# Circuit with Two dependent voltages

#### RrD555

Joined Sep 8, 2011
8
I can get dependent source questions fine, but I think Va is throwing me off for this one.

. I tried using KVL which got me
26 + 2Va -2I - 4Vx - 9I = 0 and since Vx = 9I
26 + 2Va - 47I = 0
Then I thought Va = 2Va - 2I which means Va = 2I
Substituting in gives I = 0.60465A and Vo = 2.42V.

Of course, it's wrong. Either I messed up the signs or I completely screwed up with Va...

Any help is appreciated, thanks!

#### PRS

Joined Aug 24, 2008
989
Your loop equation is not consistent with respect to the polarities.

#### t_n_k

Joined Mar 6, 2009
5,455
You've probably assumed I as flowing anti-clockwise which would make Vx=-9I rather than just 9I.

Try that and see how it goes.

#### RrD555

Joined Sep 8, 2011
8
You've probably assumed I as flowing anti-clockwise which would make Vx=-9I rather than just 9I.

Try that and see how it goes.
Sorry for not mentioning, yes, i did draw the arrow in anti-clockwise direction.
As for overall sign, my prof said that as long as it's consistent within the equation/question, it doesn't matter.

I was thinking about that after seeing PRS' post...does that mean that the Va is -2I instead of 2I as well?

Edit: wait...it should be 2I? Completely thrown off now.

#### t_n_k

Joined Mar 6, 2009
5,455
Your original assertion that Va=2I was correct. Only your Vx relationship was incorrect - and then only in terms of the sign.

#### RrD555

Joined Sep 8, 2011
8
Your original assertion that Va=2I was correct. Only your Vx relationship was incorrect - and then only in terms of the sign.
Ok, tried again with Vx = -9I, got 3.59 as the solution. I originally thought it was +3.59V, but the solution was -3.59V...(messed up with sign again)

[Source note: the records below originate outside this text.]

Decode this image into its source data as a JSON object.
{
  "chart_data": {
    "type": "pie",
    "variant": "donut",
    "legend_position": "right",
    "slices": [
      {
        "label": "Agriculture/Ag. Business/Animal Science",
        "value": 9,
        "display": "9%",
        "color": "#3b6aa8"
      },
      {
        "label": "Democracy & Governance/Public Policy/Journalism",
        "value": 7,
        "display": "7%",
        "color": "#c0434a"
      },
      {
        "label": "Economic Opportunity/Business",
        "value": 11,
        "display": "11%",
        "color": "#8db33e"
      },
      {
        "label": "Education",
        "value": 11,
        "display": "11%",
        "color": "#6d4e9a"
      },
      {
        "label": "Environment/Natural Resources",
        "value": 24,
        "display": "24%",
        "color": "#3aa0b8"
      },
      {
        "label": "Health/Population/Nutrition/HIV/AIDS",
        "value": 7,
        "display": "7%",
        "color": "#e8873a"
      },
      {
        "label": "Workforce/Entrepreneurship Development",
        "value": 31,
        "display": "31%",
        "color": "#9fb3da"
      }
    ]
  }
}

Is there a really good way to memorize what's + and what's -? I always think too much about which pole is which and current flowing from which direction gives what voltage sign and end up guessing...

#### t_n_k

Joined Mar 6, 2009
5,455
Did you find I was negative?

I found I=-26/29 A.

Hence Va=2I=2*(-26/29)=-3.59V

Note:

That negative sign for the current I just tells me that the choice of anti-clockwise conventional current flow was incorrect. The positive conventional current flow in the circuit is actually clockwise.

#### RrD555

Joined Sep 8, 2011
8
Did you find I was negative?

I found I=-26/29 A.

Hence Va=2I=2*(-26/29)=-3.59V

Note:

That negative sign for the current I just tells me that the choice of anti-clockwise conventional current flow was incorrect. The positive conventional current flow in the circuit is actually clockwise.
Yep I did get that...but I always look at the sign at the end because I could've assigned the sign the other way around at the beginning.
This was how the prof taught it, but maybe this is not a good practice?

Basically I changed the I clockwise, saw that positive current was going into 2Va at positive terminal. I always get confused if that's positive or negative here...

#### justtrying

Joined Mar 9, 2011
439
Yep I did get that...but I always look at the sign at the end because I could've assigned the sign the other way around at the beginning.
This was how the prof taught it, but maybe this is not a good practice?
That is what is taught and is good practice. I find it best to assign direction based on the power source(s) polarity. The key is consistency. What is great about this method is that the solution will tell you if your current direction assignment was correct or not (as was seen in the problem). This comes in handy when doing things like Mesh analysis where loops are many.